В шестнадцать лет, в 1804 году, Евгений Вюртембергской написал воспоминания на французском языке, в переводе звучащие следующим образом: «Правдивый рассказ о моих приключениях в 1801 году, написанный в 1804 году и представленный господину д’Оржелету, моему учителю французского языка в Эрлангере, Евгением, принцем Вюртембергским».

Принц повествует, что 7 февраля его принял Император и расточал любезности. Но это в данном случае не самое главное. Наиболее интересное случилось в последующие дни. Нанося необходимые визиты, Евгений в одном из домов познакомился «с очень красивой особой, про которую утверждали, что ей покровительствует Император». Нет сомнения, что имелась в виду именно Анна Лопухина-Гагарина.

В последующие дни события начали принимать необычный и для юного принца прямо загадочный характер. На одном из придворных приемов упомянутая красавица попросила Евгения сесть рядом и завела разговор, который совершенно не укладывался в обычное русло светской беседы. Она предложила ему не просто «дружбу», но именно защиту, и при этом произнесла мрачно-таинственные слова: «Мы живем в такое тяжелое время, когда самые блестящие надежды бывают обманчивы и самые ревностные наши покровители становятся опасны».

Что под этим имелось в виду, не совсем понятно. Ясно только одно: единственным покровителем и Анны Гагариной, и принца Вюртембергского в тот момент являлся Император Павел. Подобное предсказание принцу показалось непонятным, необъяснимым. На этом роковая красавица не успокоилась.

В один из дней в придворной церкви она затеяла разговор совершенно неуместный. Она напомнила Евгению судьбу английских принцев, «которых Ричард III велел бросить в подвалы Тауэра», и с жаром начала расхваливать Великого князя Александра, на которого призывала смотреть как на спасителя. Беседа завершилась многозначительной фразой: «Если когда-либо Вам понадобиться приют, то Вы найдете его у меня».

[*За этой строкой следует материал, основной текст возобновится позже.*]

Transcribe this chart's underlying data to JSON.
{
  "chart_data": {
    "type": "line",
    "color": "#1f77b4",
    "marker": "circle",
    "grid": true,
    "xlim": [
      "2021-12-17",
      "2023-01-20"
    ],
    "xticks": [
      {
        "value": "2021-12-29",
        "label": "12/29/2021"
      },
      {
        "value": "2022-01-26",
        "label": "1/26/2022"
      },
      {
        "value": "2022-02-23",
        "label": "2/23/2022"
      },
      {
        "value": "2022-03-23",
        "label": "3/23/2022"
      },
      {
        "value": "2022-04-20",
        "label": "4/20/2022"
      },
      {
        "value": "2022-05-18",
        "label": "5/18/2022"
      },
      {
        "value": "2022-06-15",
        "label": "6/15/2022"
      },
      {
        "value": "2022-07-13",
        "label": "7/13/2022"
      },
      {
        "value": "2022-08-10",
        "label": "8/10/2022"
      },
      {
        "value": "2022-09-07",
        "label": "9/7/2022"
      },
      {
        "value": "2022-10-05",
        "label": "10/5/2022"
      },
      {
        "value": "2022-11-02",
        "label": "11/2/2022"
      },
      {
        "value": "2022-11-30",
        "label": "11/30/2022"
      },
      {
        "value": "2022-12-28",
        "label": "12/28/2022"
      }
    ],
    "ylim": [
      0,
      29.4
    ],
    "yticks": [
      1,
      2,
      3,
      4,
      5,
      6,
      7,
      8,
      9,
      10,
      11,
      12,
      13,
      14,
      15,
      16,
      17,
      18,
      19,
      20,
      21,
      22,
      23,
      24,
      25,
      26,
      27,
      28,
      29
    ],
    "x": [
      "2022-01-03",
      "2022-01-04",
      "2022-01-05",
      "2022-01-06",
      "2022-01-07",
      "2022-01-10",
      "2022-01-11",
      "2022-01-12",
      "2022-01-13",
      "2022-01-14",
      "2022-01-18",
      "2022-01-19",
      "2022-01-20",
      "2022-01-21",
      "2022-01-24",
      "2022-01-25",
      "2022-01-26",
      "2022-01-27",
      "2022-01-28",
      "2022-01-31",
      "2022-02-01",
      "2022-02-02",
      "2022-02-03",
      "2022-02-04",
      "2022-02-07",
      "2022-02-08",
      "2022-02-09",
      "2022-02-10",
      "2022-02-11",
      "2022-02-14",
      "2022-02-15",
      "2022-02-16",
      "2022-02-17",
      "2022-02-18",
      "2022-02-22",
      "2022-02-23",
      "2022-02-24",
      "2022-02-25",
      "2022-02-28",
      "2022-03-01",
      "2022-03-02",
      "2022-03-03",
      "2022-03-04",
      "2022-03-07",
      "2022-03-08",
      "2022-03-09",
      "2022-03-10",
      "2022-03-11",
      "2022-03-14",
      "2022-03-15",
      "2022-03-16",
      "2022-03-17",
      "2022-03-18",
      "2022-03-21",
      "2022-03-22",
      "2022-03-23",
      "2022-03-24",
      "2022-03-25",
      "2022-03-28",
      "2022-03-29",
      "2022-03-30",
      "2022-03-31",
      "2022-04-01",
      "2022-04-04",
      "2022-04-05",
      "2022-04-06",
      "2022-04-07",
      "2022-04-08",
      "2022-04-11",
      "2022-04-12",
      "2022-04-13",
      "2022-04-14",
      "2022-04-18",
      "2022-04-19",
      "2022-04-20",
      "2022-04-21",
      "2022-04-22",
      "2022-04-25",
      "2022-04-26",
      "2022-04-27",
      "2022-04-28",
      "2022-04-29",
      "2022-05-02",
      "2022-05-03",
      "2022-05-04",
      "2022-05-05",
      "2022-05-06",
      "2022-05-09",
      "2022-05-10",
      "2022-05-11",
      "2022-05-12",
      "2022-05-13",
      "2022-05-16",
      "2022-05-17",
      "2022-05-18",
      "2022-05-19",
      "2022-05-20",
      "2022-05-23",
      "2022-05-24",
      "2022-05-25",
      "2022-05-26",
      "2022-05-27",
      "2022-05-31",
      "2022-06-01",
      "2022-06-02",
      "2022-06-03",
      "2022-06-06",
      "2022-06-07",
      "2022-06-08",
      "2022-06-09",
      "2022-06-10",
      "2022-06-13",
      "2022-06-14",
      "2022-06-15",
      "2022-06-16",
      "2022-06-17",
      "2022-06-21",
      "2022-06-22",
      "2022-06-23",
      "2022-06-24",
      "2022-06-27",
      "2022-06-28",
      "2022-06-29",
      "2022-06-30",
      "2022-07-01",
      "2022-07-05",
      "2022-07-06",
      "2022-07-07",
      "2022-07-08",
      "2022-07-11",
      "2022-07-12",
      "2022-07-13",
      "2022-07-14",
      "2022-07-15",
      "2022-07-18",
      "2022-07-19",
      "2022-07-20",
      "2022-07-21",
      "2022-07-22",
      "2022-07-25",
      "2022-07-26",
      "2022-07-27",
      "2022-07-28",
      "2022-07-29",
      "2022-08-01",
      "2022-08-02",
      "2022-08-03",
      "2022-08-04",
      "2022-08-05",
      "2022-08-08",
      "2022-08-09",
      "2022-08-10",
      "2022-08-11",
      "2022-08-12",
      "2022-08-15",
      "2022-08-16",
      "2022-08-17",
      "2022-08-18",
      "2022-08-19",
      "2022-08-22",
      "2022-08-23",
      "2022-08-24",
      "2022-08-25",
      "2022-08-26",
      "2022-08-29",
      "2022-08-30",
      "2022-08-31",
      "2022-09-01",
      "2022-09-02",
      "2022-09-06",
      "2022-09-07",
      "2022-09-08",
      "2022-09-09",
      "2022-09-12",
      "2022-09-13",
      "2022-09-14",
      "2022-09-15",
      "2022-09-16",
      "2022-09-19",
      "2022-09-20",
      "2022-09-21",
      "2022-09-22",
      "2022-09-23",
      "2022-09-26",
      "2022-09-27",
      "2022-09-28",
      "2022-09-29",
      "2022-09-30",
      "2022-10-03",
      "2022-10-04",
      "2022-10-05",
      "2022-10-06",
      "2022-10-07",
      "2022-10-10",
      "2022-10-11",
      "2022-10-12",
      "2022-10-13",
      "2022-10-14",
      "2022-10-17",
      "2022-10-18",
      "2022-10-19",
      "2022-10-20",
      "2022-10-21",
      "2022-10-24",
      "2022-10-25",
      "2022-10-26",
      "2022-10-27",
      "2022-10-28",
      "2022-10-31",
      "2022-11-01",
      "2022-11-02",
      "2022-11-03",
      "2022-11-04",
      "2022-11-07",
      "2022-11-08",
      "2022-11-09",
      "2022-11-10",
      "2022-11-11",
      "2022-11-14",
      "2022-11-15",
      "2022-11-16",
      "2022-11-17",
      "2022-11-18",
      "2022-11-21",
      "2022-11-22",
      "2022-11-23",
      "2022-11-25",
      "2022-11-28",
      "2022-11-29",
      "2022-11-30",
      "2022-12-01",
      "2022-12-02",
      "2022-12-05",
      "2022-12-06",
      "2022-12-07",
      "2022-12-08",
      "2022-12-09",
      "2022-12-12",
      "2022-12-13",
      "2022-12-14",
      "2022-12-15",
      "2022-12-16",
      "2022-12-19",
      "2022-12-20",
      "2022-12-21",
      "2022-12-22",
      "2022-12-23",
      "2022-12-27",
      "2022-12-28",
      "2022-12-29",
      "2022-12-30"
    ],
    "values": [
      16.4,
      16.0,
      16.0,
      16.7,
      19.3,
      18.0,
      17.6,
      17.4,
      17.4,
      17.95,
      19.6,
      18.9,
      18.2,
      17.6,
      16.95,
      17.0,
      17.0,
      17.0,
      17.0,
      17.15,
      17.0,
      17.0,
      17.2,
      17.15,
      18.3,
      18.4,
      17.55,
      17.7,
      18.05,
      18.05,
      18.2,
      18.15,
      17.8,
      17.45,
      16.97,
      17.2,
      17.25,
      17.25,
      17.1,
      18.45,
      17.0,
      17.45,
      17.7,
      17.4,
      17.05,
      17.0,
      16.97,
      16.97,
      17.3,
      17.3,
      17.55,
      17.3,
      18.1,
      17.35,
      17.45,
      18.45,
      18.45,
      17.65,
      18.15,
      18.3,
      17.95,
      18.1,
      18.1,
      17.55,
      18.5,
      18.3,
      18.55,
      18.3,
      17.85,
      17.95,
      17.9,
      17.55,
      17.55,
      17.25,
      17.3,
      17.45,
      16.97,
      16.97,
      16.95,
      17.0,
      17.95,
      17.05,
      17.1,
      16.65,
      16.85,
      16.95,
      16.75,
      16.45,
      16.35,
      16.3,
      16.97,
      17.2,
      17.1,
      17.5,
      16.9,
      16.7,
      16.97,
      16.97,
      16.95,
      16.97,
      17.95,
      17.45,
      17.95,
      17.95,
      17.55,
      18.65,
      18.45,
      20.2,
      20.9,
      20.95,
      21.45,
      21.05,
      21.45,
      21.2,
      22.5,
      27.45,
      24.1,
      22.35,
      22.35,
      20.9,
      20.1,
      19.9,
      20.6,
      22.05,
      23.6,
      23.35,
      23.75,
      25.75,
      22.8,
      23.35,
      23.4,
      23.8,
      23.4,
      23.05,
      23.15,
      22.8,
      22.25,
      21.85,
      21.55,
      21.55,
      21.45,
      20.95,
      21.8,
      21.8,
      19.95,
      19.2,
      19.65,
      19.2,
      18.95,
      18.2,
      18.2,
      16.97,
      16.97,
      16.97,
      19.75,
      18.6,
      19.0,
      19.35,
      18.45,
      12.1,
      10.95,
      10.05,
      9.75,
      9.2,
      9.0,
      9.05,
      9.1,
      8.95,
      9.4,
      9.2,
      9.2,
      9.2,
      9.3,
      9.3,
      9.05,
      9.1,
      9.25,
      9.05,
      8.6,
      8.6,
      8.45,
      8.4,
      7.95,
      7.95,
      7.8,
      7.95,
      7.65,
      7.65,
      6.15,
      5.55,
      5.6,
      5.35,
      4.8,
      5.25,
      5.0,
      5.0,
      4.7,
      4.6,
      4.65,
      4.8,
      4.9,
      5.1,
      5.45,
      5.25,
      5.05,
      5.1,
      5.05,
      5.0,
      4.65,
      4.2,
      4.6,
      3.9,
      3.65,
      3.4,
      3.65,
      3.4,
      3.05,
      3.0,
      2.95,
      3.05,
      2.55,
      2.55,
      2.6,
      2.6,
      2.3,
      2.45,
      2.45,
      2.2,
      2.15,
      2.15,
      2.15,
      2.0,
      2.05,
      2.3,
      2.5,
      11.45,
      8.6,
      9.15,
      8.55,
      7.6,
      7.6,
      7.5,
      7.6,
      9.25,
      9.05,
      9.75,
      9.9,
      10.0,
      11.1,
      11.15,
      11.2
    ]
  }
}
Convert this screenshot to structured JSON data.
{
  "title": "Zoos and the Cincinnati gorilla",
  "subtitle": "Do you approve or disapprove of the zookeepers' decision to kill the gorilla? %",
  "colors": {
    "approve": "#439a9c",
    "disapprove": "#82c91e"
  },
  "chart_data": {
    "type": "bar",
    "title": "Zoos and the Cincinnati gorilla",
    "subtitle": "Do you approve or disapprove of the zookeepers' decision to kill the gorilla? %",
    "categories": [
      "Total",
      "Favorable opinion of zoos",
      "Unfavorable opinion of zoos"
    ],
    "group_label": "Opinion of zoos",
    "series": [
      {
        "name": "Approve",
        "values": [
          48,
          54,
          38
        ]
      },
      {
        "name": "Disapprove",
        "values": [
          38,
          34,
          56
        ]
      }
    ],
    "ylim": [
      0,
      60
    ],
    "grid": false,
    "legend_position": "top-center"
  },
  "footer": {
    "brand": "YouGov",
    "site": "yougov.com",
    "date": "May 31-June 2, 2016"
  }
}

Все это выглядело как-то странно. Евгений не был посвящен в атмосферу придворной жизни, где многие знали и желали погибели Императору Павлу. Однако он чувствовал, что «вокруг нарастает напряжение и общее беспокойство». Встречи с русской покровительницей у принца на том не закончились.

За день до убийства, 10 марта 1801 года, в Михайловском замке давался концерт, на котором они опять встретились, при этом таинственная дама, «на глазах которой блестели слезы», успела шепнуть юноше, чтобы он после ужина пришел к ней на встречу, определив и место. Встреча в описании принца выглядела следующим образом: «Я нашел мою молодую приятельницу при выходе из столовой в одном из скудно освещенных коридоров… Она крепко схватила меня за руки, поцеловав в лоб, а затем довольно пылко заключила меня в объятия и воскликнула: “О Вас позаботятся, Господь не оставит нас, не забывайте меня”. Это были последние слова, больше я ее никогда не видел».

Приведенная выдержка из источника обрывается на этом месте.